The Group Travel Leader
Published September 08, 2018
With record-low unemployment and a soaring stock market, the American economy seems to have finally shaken off the cobwebs of the past decade, promising growth for the tourism industry. But there is also potential disruption on the horizon, from fast-paced technological change to the wave of millennials in the workplace and a re-evaluation of gender roles and social norms. The Group Travel Leader spoke with the heads of four tourism industry associations to get their perspectives on these and other forces shaping the tourism landscape.
Carylann Assante, Executive director, Student and Youth Travel Association (SYTA)
Terry Dale, President and CEO, United States Tour Operators Association (USTOA)
Pam Inman, President, NTA
Peter Pantuso, President and CEO, American Bus Association (ABA)
The dollar is very strong right now, and the stock market is at historically high levels. Are these factors influencing the American travel buyer: how much they travel, where they travel and how much they spend? Are they having an impact on inbound travel to the United States?
Dale: Everything I have heard from our members paints a very robust picture. For the first time in my seven years with USTOA, there is complete consensus across the board: Everyone is indicating double-digit growth or strong single-digit growth.
I have heard anecdotally that our inbound members have seen softening on their inbound numbers. But I don’t think that it’s as serious as we were anticipating earlier this year.
Inman: The strong dollar gives Americans an edge when they travel abroad and helps with domestic travel as well. We have a tour operator who recently told us that his clients use their stock portfolios as a barometer for travel, and when the market is up, they hit the road.
A strong dollar is not necessarily a positive draw for international travelers considering a visit to the United States, especially when you couple that with the travel ban or the sentiment behind it. So we may not see much growth in international inbound.
Pantuso: I can tell you that a lot of our bus companies are really busy. They continue to have a great year. A lot of them are telling me it’s been one of the busiest times ever. So I assume that translates into more travelers.
Inbound numbers seem to be down a little bit. It’s hard to tell, though. The dollar is strong, so that keeps a few people away. Some people talk about the Trump factor, but it’s hard to know if that’s an issue or not. It’s hard to tell on a short-term basis what is happening.

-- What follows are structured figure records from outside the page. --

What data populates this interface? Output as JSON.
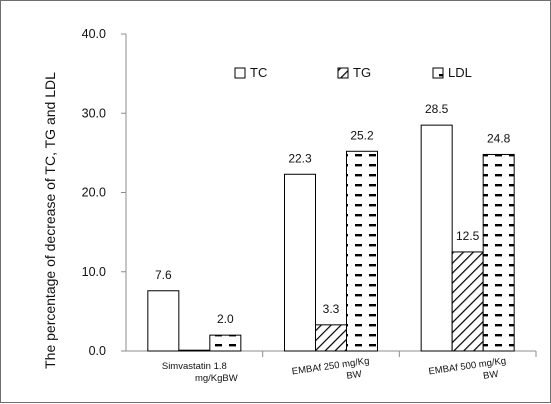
{
  "chart_data": {
    "type": "bar",
    "title": "",
    "xlabel": "",
    "ylabel": "The percentage of decrease  of TC, TG and LDL",
    "ylim": [
      0,
      40
    ],
    "y_ticks": [
      "0.0",
      "10.0",
      "20.0",
      "30.0",
      "40.0"
    ],
    "grid": false,
    "legend_position": "top-center",
    "categories": [
      [
        "Simvastatin 1.8",
        "mg/KgBW"
      ],
      [
        "EMBAf 250 mg/Kg",
        "BW"
      ],
      [
        "EMBAf 500 mg/Kg",
        "BW"
      ]
    ],
    "series": [
      {
        "name": "TC",
        "values": [
          7.6,
          22.3,
          28.5
        ],
        "labels": [
          "7.6",
          "22.3",
          "28.5"
        ],
        "pattern": "none"
      },
      {
        "name": "TG",
        "values": [
          0.0,
          3.3,
          12.5
        ],
        "labels": [
          "",
          "3.3",
          "12.5"
        ],
        "pattern": "diagonal"
      },
      {
        "name": "LDL",
        "values": [
          2.0,
          25.2,
          24.8
        ],
        "labels": [
          "2.0",
          "25.2",
          "24.8"
        ],
        "pattern": "dashes"
      }
    ],
    "colors": {
      "bar_fill": "#ffffff",
      "stroke": "#000000",
      "axis": "#8c8c8c"
    }
  }
}
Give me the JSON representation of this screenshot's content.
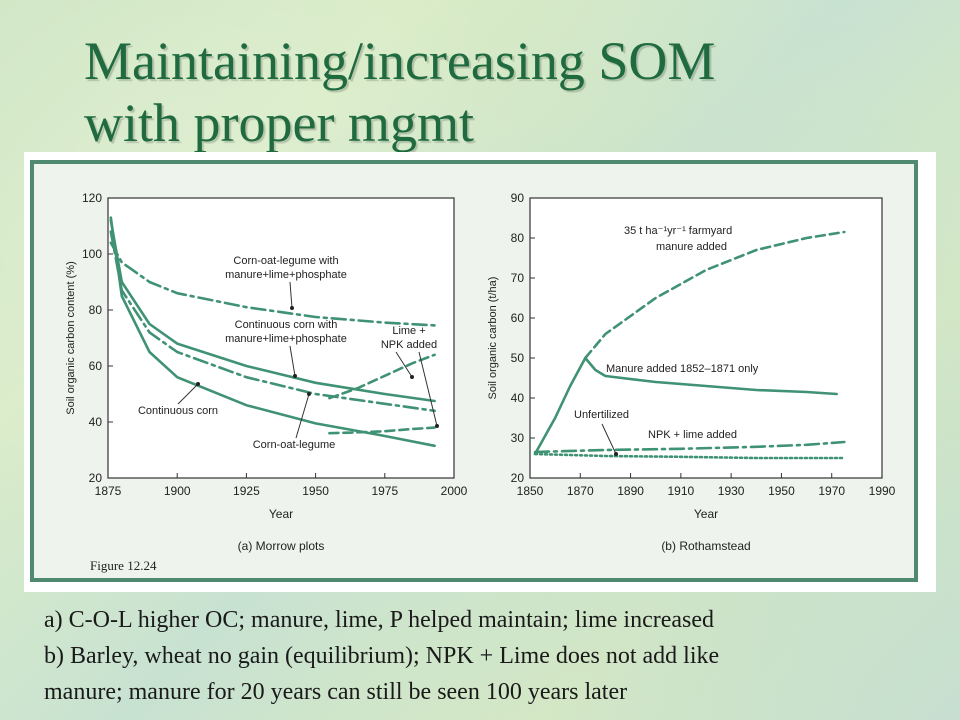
{
  "slide": {
    "title_line1": "Maintaining/increasing SOM",
    "title_line2": "with proper mgmt",
    "figure_label": "Figure 12.24",
    "caption_a": "a) C-O-L higher OC; manure, lime, P helped maintain; lime increased",
    "caption_b1": "b) Barley, wheat no gain (equilibrium); NPK + Lime does not add like",
    "caption_b2": "manure; manure for 20 years can still be seen 100 years later"
  },
  "colors": {
    "title": "#1f6b3f",
    "series": "#3f9273",
    "panel_bg": "#eef3ed",
    "frame_border": "#4f8a70"
  },
  "chart_data": [
    {
      "type": "line",
      "subtitle": "(a) Morrow plots",
      "xlabel": "Year",
      "ylabel": "Soil organic carbon content (%)",
      "xlim": [
        1875,
        2000
      ],
      "ylim": [
        20,
        120
      ],
      "xticks": [
        "1875",
        "1900",
        "1925",
        "1950",
        "1975",
        "2000"
      ],
      "yticks": [
        "20",
        "40",
        "60",
        "80",
        "100",
        "120"
      ],
      "series": [
        {
          "name": "Corn-oat-legume with manure+lime+phosphate",
          "style": "dashdot",
          "points": [
            [
              1876,
              104
            ],
            [
              1880,
              97
            ],
            [
              1890,
              90
            ],
            [
              1900,
              86
            ],
            [
              1925,
              81
            ],
            [
              1950,
              77.5
            ],
            [
              1975,
              75.5
            ],
            [
              1993,
              74.5
            ]
          ]
        },
        {
          "name": "Continuous corn with manure+lime+phosphate",
          "style": "solid",
          "points": [
            [
              1876,
              112
            ],
            [
              1880,
              90
            ],
            [
              1890,
              75
            ],
            [
              1900,
              68
            ],
            [
              1925,
              60
            ],
            [
              1950,
              54
            ],
            [
              1975,
              50
            ],
            [
              1993,
              47.5
            ]
          ]
        },
        {
          "name": "Corn-oat-legume",
          "style": "dashdot",
          "points": [
            [
              1876,
              108
            ],
            [
              1880,
              87
            ],
            [
              1890,
              72
            ],
            [
              1900,
              65
            ],
            [
              1925,
              56
            ],
            [
              1950,
              50
            ],
            [
              1975,
              46.5
            ],
            [
              1993,
              44
            ]
          ]
        },
        {
          "name": "Continuous corn",
          "style": "solid",
          "points": [
            [
              1876,
              113
            ],
            [
              1880,
              85
            ],
            [
              1890,
              65
            ],
            [
              1900,
              56
            ],
            [
              1925,
              46
            ],
            [
              1950,
              39.5
            ],
            [
              1975,
              35
            ],
            [
              1993,
              31.5
            ]
          ]
        },
        {
          "name": "Lime + NPK added (upper)",
          "style": "dashed",
          "points": [
            [
              1955,
              48.5
            ],
            [
              1965,
              52
            ],
            [
              1975,
              56.5
            ],
            [
              1985,
              61
            ],
            [
              1993,
              64
            ]
          ]
        },
        {
          "name": "Lime + NPK added (lower)",
          "style": "dashed",
          "points": [
            [
              1955,
              36
            ],
            [
              1965,
              36.3
            ],
            [
              1975,
              36.7
            ],
            [
              1985,
              37.5
            ],
            [
              1993,
              38
            ]
          ]
        }
      ],
      "annotations": [
        {
          "text1": "Corn-oat-legume with",
          "text2": "manure+lime+phosphate"
        },
        {
          "text1": "Continuous corn with",
          "text2": "manure+lime+phosphate"
        },
        {
          "text1": "Continuous corn"
        },
        {
          "text1": "Corn-oat-legume"
        },
        {
          "text1": "Lime +",
          "text2": "NPK added"
        }
      ]
    },
    {
      "type": "line",
      "subtitle": "(b) Rothamstead",
      "xlabel": "Year",
      "ylabel": "Soil organic carbon (t/ha)",
      "xlim": [
        1850,
        1990
      ],
      "ylim": [
        20,
        90
      ],
      "xticks": [
        "1850",
        "1870",
        "1890",
        "1910",
        "1930",
        "1950",
        "1970",
        "1990"
      ],
      "yticks": [
        "20",
        "30",
        "40",
        "50",
        "60",
        "70",
        "80",
        "90"
      ],
      "series": [
        {
          "name": "35 t ha⁻¹yr⁻¹ farmyard manure added",
          "style": "dashed",
          "points": [
            [
              1872,
              50
            ],
            [
              1880,
              56
            ],
            [
              1900,
              65
            ],
            [
              1920,
              72
            ],
            [
              1940,
              77
            ],
            [
              1960,
              80
            ],
            [
              1975,
              81.5
            ]
          ]
        },
        {
          "name": "Manure added 1852–1871 only",
          "style": "solid",
          "points": [
            [
              1852,
              26
            ],
            [
              1860,
              35
            ],
            [
              1866,
              43
            ],
            [
              1872,
              50
            ],
            [
              1876,
              47
            ],
            [
              1880,
              45.5
            ],
            [
              1900,
              44
            ],
            [
              1920,
              43
            ],
            [
              1940,
              42
            ],
            [
              1960,
              41.5
            ],
            [
              1972,
              41
            ]
          ]
        },
        {
          "name": "NPK + lime added",
          "style": "dashdot",
          "points": [
            [
              1852,
              26.5
            ],
            [
              1880,
              27
            ],
            [
              1910,
              27.3
            ],
            [
              1940,
              27.8
            ],
            [
              1960,
              28.3
            ],
            [
              1975,
              29
            ]
          ]
        },
        {
          "name": "Unfertilized",
          "style": "dotted",
          "points": [
            [
              1852,
              26
            ],
            [
              1880,
              25.5
            ],
            [
              1910,
              25.3
            ],
            [
              1940,
              25
            ],
            [
              1975,
              25
            ]
          ]
        }
      ],
      "annotations": [
        {
          "text1": "35 t ha⁻¹yr⁻¹ farmyard",
          "text2": "manure added"
        },
        {
          "text1": "Manure added 1852–1871 only"
        },
        {
          "text1": "Unfertilized"
        },
        {
          "text1": "NPK + lime added"
        }
      ]
    }
  ]
}
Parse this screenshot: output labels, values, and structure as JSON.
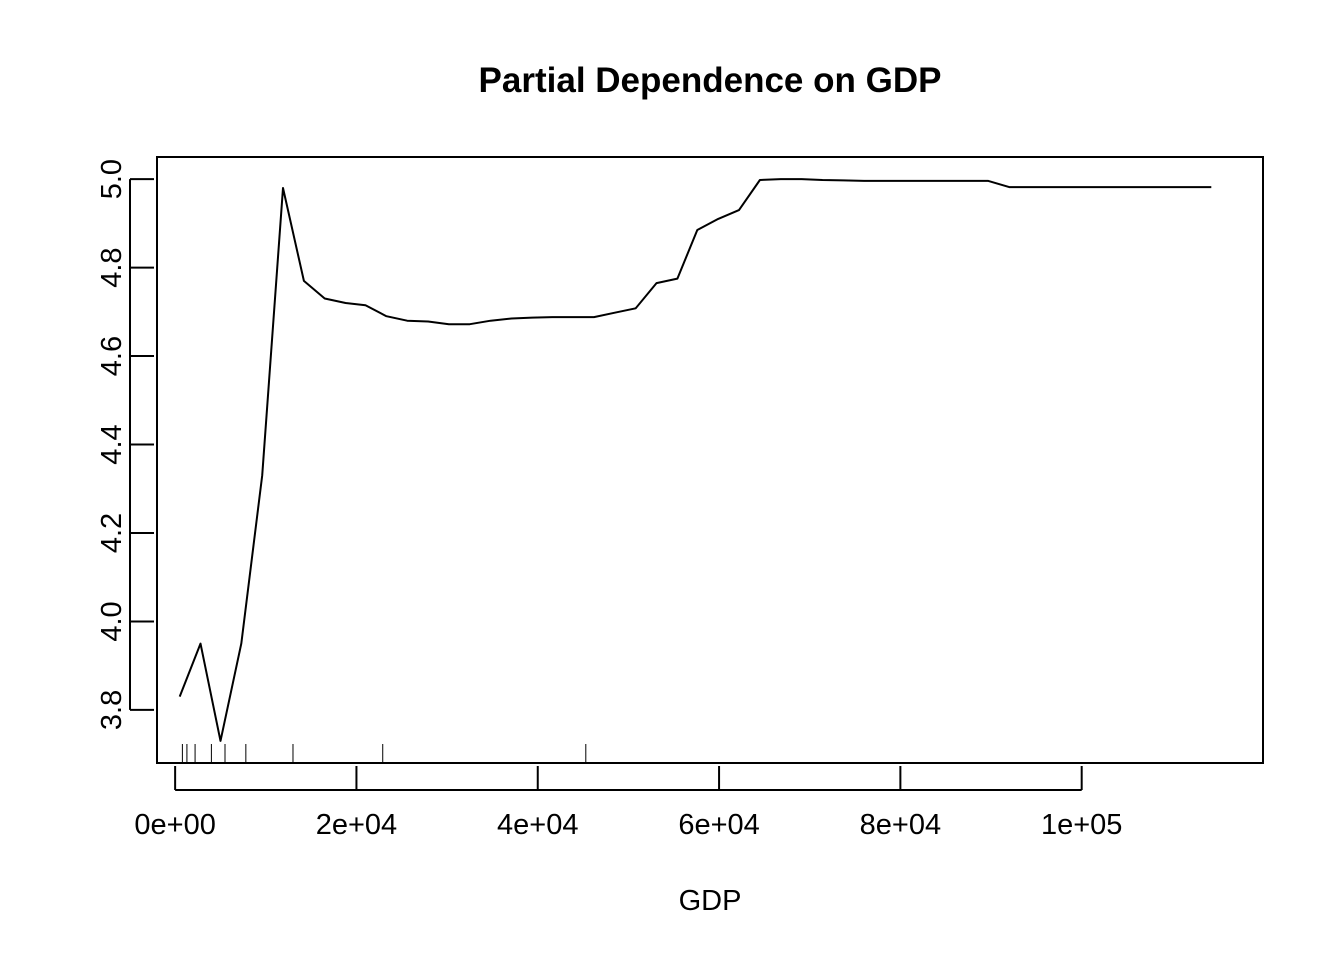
{
  "chart_data": {
    "type": "line",
    "title": "Partial Dependence on GDP",
    "xlabel": "GDP",
    "ylabel": "",
    "xlim": [
      -2000,
      120000
    ],
    "ylim": [
      3.68,
      5.05
    ],
    "x_ticks": [
      {
        "value": 0,
        "label": "0e+00"
      },
      {
        "value": 20000,
        "label": "2e+04"
      },
      {
        "value": 40000,
        "label": "4e+04"
      },
      {
        "value": 60000,
        "label": "6e+04"
      },
      {
        "value": 80000,
        "label": "8e+04"
      },
      {
        "value": 100000,
        "label": "1e+05"
      }
    ],
    "y_ticks": [
      {
        "value": 3.8,
        "label": "3.8"
      },
      {
        "value": 4.0,
        "label": "4.0"
      },
      {
        "value": 4.2,
        "label": "4.2"
      },
      {
        "value": 4.4,
        "label": "4.4"
      },
      {
        "value": 4.6,
        "label": "4.6"
      },
      {
        "value": 4.8,
        "label": "4.8"
      },
      {
        "value": 5.0,
        "label": "5.0"
      }
    ],
    "grid": false,
    "series": [
      {
        "color": "#000000",
        "x": [
          500,
          2800,
          5000,
          7300,
          9600,
          11900,
          14200,
          16500,
          18800,
          21000,
          23300,
          25600,
          27900,
          30200,
          32500,
          34800,
          37100,
          39400,
          41600,
          43900,
          46200,
          48500,
          50800,
          53100,
          55400,
          57600,
          59900,
          62200,
          64500,
          66800,
          69100,
          71400,
          73700,
          76000,
          78200,
          80500,
          82800,
          85100,
          87400,
          89700,
          92000,
          94300,
          96500,
          98800,
          101100,
          103400,
          105700,
          108000,
          110300,
          112600,
          114300
        ],
        "y": [
          3.83,
          3.95,
          3.73,
          3.95,
          4.33,
          4.98,
          4.77,
          4.73,
          4.72,
          4.715,
          4.69,
          4.68,
          4.678,
          4.672,
          4.672,
          4.68,
          4.685,
          4.687,
          4.688,
          4.688,
          4.688,
          4.698,
          4.708,
          4.765,
          4.775,
          4.885,
          4.91,
          4.93,
          4.998,
          5.0,
          5.0,
          4.998,
          4.997,
          4.996,
          4.996,
          4.996,
          4.996,
          4.996,
          4.996,
          4.996,
          4.982,
          4.982,
          4.982,
          4.982,
          4.982,
          4.982,
          4.982,
          4.982,
          4.982,
          4.982,
          4.982
        ]
      }
    ],
    "rug": [
      800,
      1300,
      2200,
      4000,
      5500,
      7800,
      13000,
      22900,
      45300
    ]
  }
}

Assante: We are definitely seeing a positive increase in domestic student travel. U.S. students are still traveling, and we’re seeing them do outbound travel to Canada and to Europe.
In terms of Canadian students, which is the second-largest market of students traveling in the United States, we’re seeing flat travel from the Ontario school districts. Some of that is in response to perceptions around the travel ban or political perceptions. But we’re still seeing steady travel from the schools in Quebec and Montreal, as well as other schools around Canada.
We have seen some inbound student groups choosing Canada, Ireland and England instead of the U.S. for travel to English-speaking countries. There’s some concern over the safety of students in the U.S. So it’s a combination of the strong dollar, the perception of how safe it is and some response to administrative policies.